La normativa europea: i medicinali “orfani” e la nozione di “beneficio significativo”

Il regolamento (CE) n. 141/2000 del Parlamento europeo e del Consiglio (di seguito, il “Regolamento n. 141/2000” o il “Regolamento”) ha istituito una procedura comunitaria per l’assegnazione della qualifica di medicinali “orfani” definendone all’art. 3.1. lett. a) e b) i requisiti[ref]“Un medicinale è qualificato come medicinale orfano qualora il suo sponsor sia in grado di dimostrare: a) che esso è destinato alla diagnosi, alla profilassi o alla terapia di una affezione che comporta una minaccia per la vita o la debilitazione cronica e che colpisce non più di cinque individui su diecimila nella Comunità nel momento in cui è presentata la domanda, oppure che esso è destinato alla diagnosi, alla profilassi o alla terapia nella Comunità di una affezione che comporta una minaccia per la vita, di un'affezione seriamente debilitante, o di un'affezione grave e cronica, e che è poco probabile che, in mancanza di incentivi, la commercializzazione di tale medicinale all'interno della Comunità sia tanto redditizia da giustificare l'investimento necessario; e b) che non esistono metodi soddisfacenti di diagnosi, profilassi o terapia di tale affezione autorizzati nella Comunità oppure che, se tali metodi esistono, il medicinale in questione avrà effetti benefici significativi per le persone colpite da tale affezione”.[/ref]. Nella sentenza in esame la Corte ha trattato il criterio sub lett. b), secondo cui lo sponsor deve dimostrare “che non esistono metodi soddisfacenti di diagnosi, profilassi o terapia di tale affezione autorizzati nella Comunità oppure che, se tali metodi esistono, il medicinale in questione avrà effetti benefici significativi per le persone colpite da tale affezione”.

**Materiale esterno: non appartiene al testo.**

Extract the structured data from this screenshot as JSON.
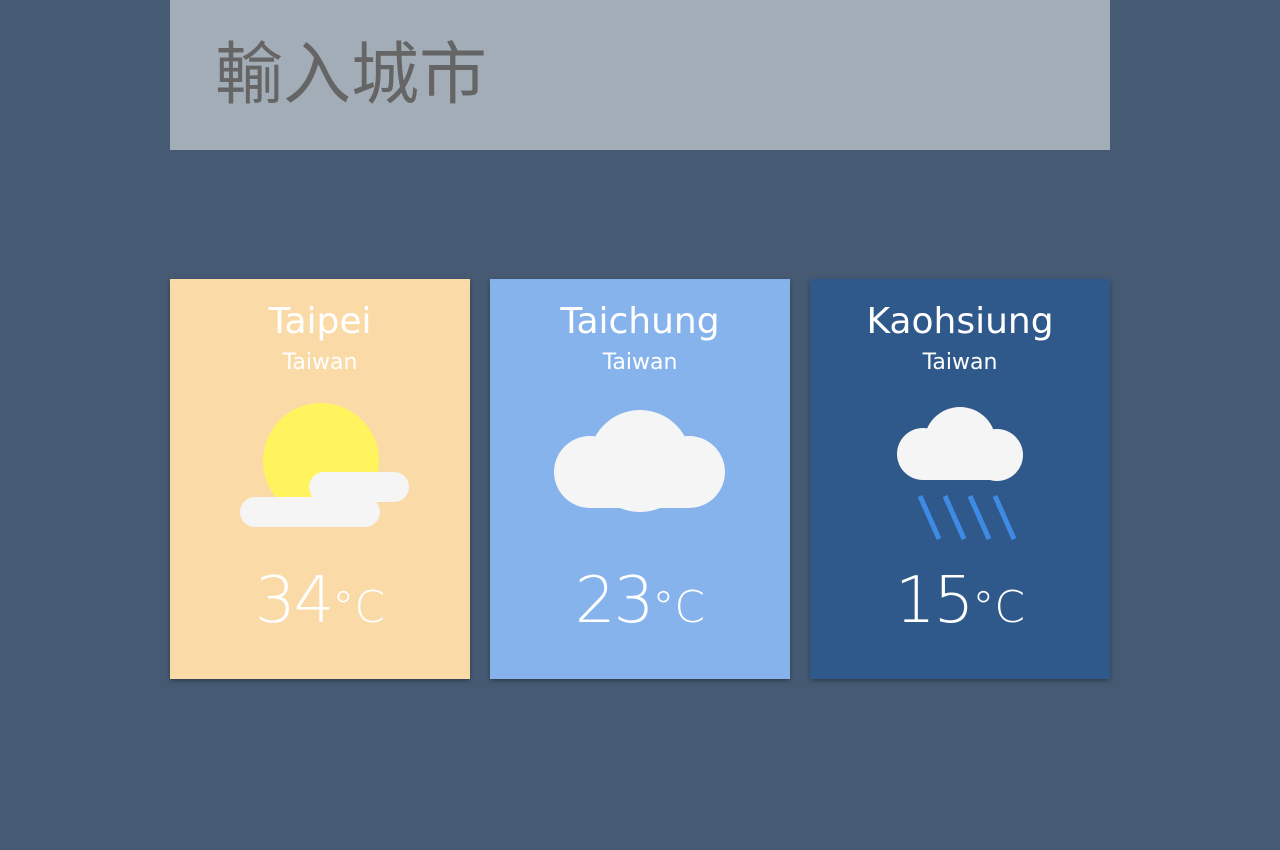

La nozione di “beneficio significativo” è a sua volta definita dall’art. 3.2 del regolamento (CE) n. 847/2000 della Commissione (di seguito, il “Regolamento n. 847/2000”) come “un miglioramento sostanziale delle condizioni del paziente dal punto di vista clinico o dal punto di vista della cura generale”.

Infine, quale ultimo strumento interpretativo della nozione, va richiamata la comunicazione sull’applicazione degli articoli 3, 5 e 7 del Regolamento n. 141/2000 (di seguito, la “Comunicazione”) dove la Commissione ha precisato che dalla formulazione dell’art. 3.1 lett. b) del Regolamento n. 141/2000 e dalla ratio sottesa a detto regolamento emerge che i criteri appena riportati debbano dirsi “rigidi” (ossia da interpretare restrittivamente). Ad esempio, “un miglioramento sostanziale delle condizioni del paziente dal punto di vista clinico” può basarsi su:

  • “un’efficacia migliorata per l’intera popolazione colpita dall’affezione o per una particolare sottocategoria della popolazione resistente alle terapie esistenti", oppure
  • “un migliore profilo di sicurezza o una migliore tollerabilità per l’intera popolazione colpita dall’affezione o per una particolare sottocategoria”

Diversamente, “un miglioramento sostanziale delle condizioni del paziente dal punto di vista della cura generale” può basarsi su:

  • “la facilità di autosomministrazione, ad esempio la nuova terapia consente il trattamento ambulatoriale invece del ricovero ospedaliero o ha un impatto significativo in termini di praticità d’uso e di riduzione del peso della terapia", oppure
  • "un’aderenza nettamente migliore alla terapia grazie a un cambiamento della forma farmaceutica (ad esempio formulazione a rilascio modificato) a patto che siano documentate le difficoltà d’uso della forma esistente e vi siano dati a riprova dei migliori esiti clinici legati alla nuova forma”.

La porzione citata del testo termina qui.